Since Delta moved its secondary hub from Cincinnati to Detroit after 2005, there is now no direct flight between Cincinnati and St. Louis, Cleveland, or Nashville. No rail service connects them either. You're either driving your own car, renting one, or taking Greyhound.
Amtrak won't be competing with airlines in those corridors because the airlines are never coming back.
|
I did not include airline competition earlier because I do not think 125 mph or slower trains can compete with 500 mph jets. 80 mph trains do not compete with automobiles either because the average speeds of the trains are too slow. Amtrak averages around 70 mph on the world famous slow NEC and looses market share to automobiles, with maximum speeds at 125 mph on Amfleets, and 135 mph on Acelas between DC and NYC.
In the Midwest area, with major cities 150 to 350 miles apart, not the 60 miles apart on the NEC, you need rail corridors built to a modern standards of the NEC to compete with automobiles, and the fastest speeds of the new Acelas to compete with airlines.
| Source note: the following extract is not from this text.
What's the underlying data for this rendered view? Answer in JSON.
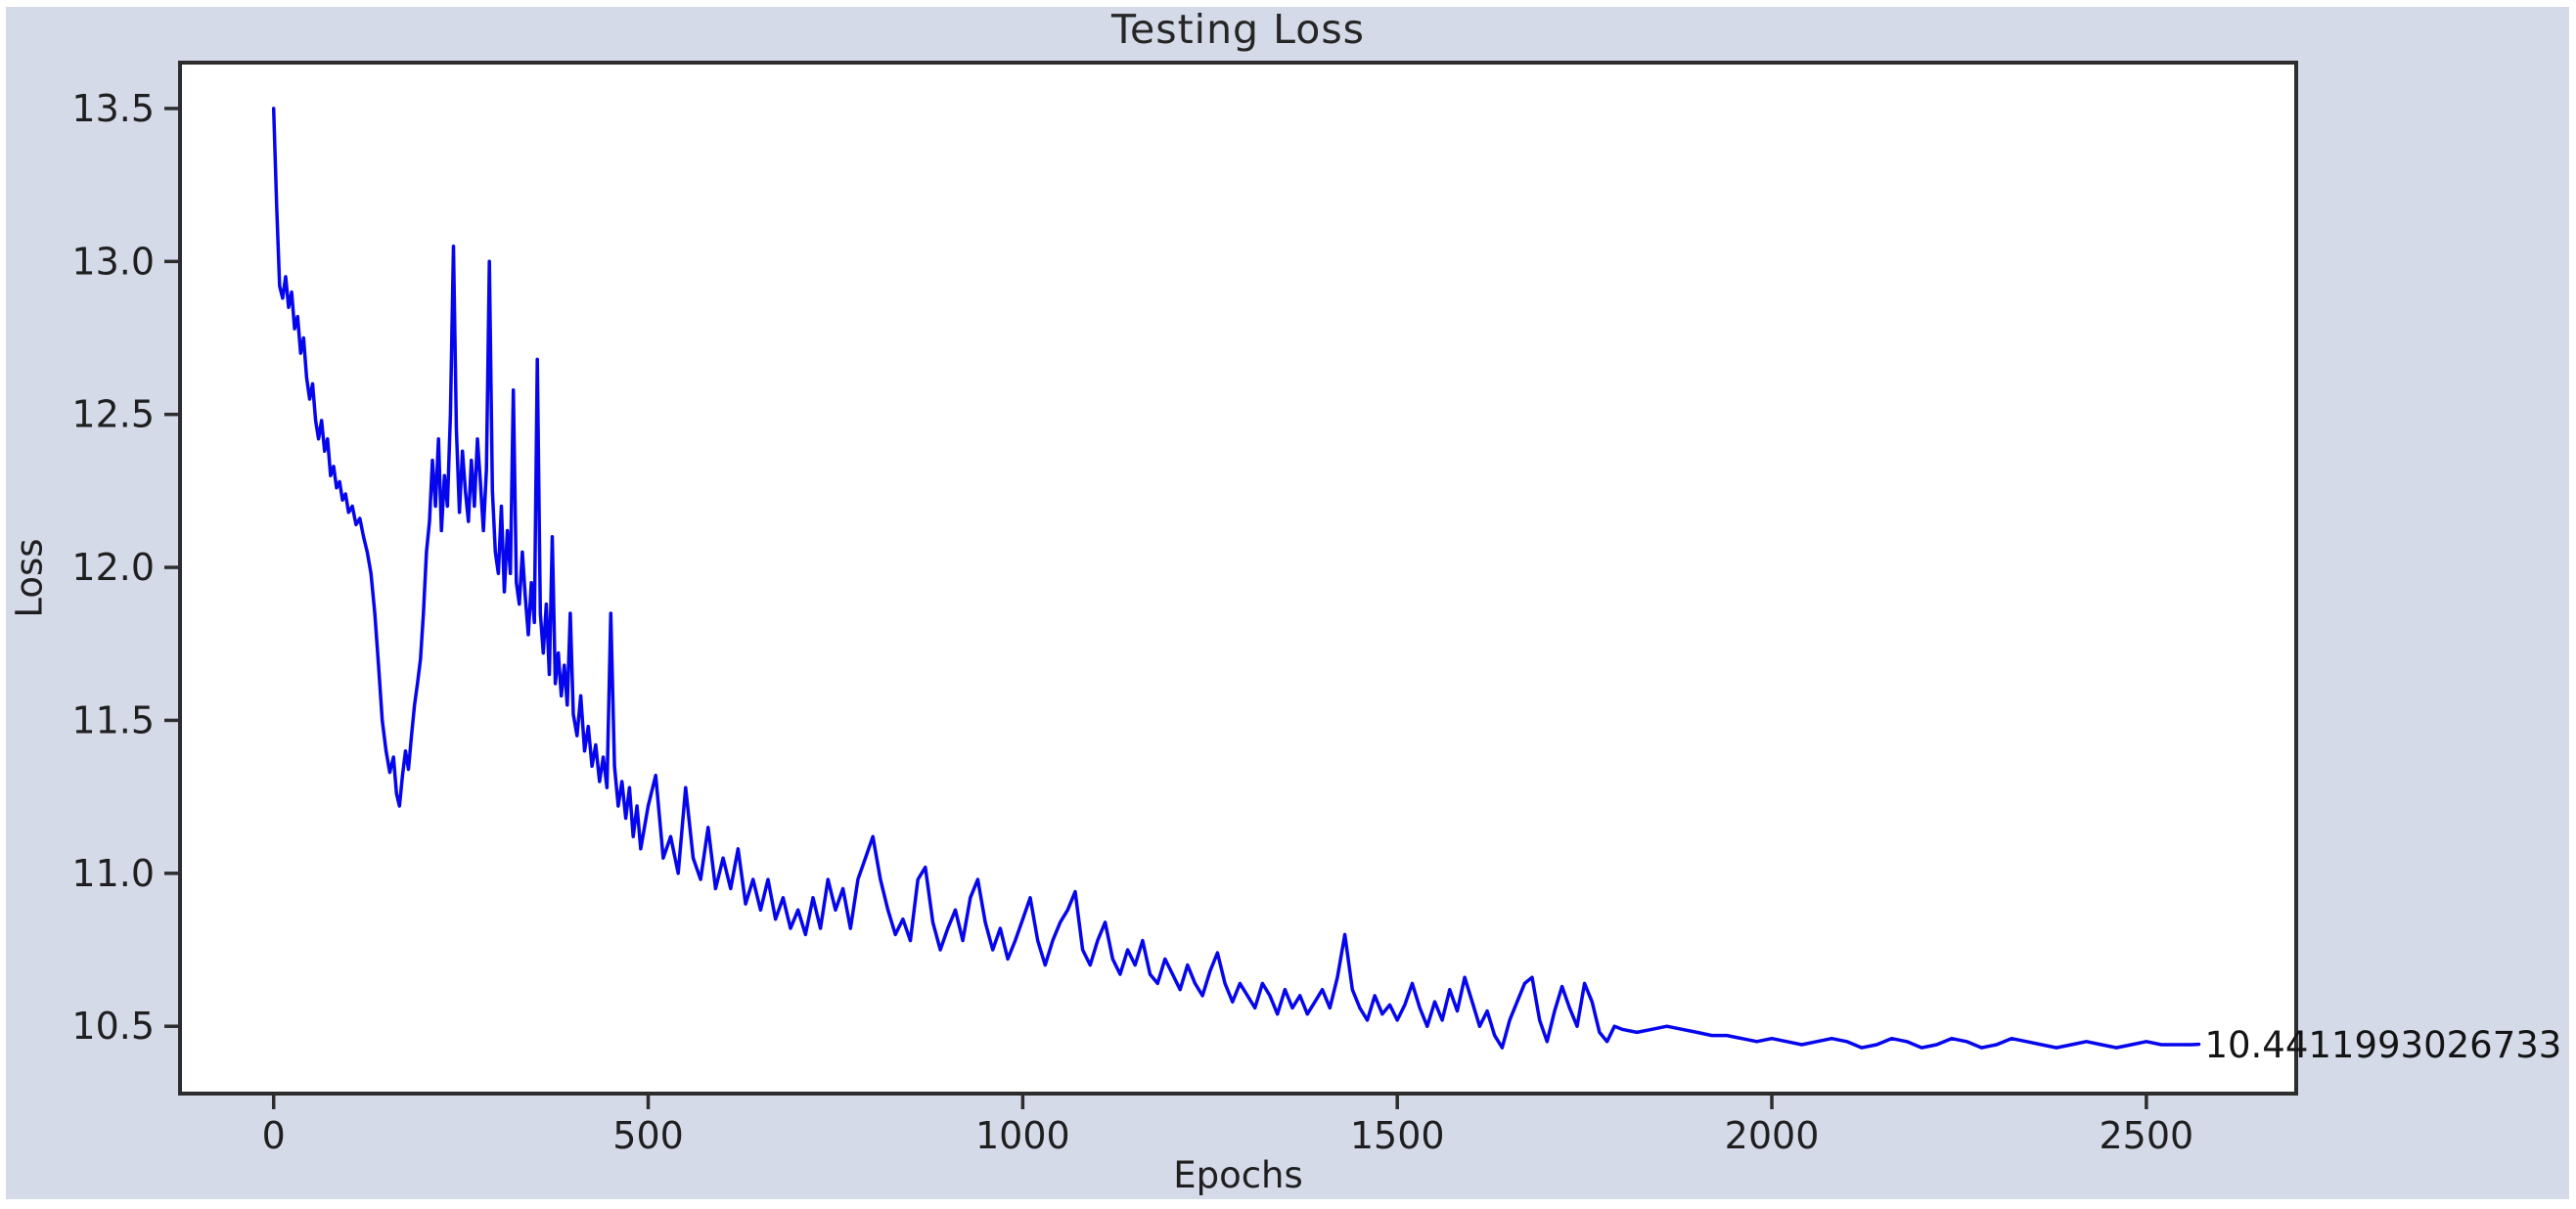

Again, I repeat, watch a few of TrainThor's videos observing what the tracks conditions are relative to maximum speed limits. About the fastest speeds you see trains running in Norway on single track lines is 130 km/hr (80 mph). Where they go faster, double track corridors, grade separations, and cab signaling are obviously present and in use.
New low cost airlines using even smaller planes than the Airbus 320 and Boeing 737 are entering service every decade, airlines that will replace those leaving relatively small markets. Just give the intercity air market time to adjust. Two new airlines entering services soon will be Avelo and Breeze. While Avelo plans to fly 737-800, Breeze plans to fly Embraer ERJ-190. The necessary infrastructure, the runways and airport terminals, already exist in many smaller cities seeing a loss of airline services. No new expensive higher or high speed rail corridors are needed to build and maintain.
The driving time between Columbus and Indianapolis over 176 miles is 2 hours and 43 minutes. There is no passenger train in service at all. If a 80 mph maximum speed Class 4 trains was built between these two cities averaging 50 mph, the train would take 3 hours and 30 minutes to travel the 176 miles.
The automobile is 45 minutes faster. Northeast Regional trains on the NEC with max speeds of 125 mph average around 70 mph, it would take that higher speed train on a fully grade separated corridor 2 hours and 30 minutes to travel that 176 miles. Barely faster than the automobile.
But the Midwest Initiative is not even planning 125 mph max speed trains, they are planning 80, 90, and 110 mph max speed trains. So the automobile will still be faster.
Likewise for Columbus to Cincinnati, Columbus to Cleveland, Columbus to Pittsburgh, Columbus to Louisville, Columbus to Detroit. Getting the full picture yet? More than one new passenger rail corridor is needed in the Midwest for trains to replace automobiles, even between fairly large metros.
Meanwhile, the freeways and airports already exist, which both provide faster intercity services.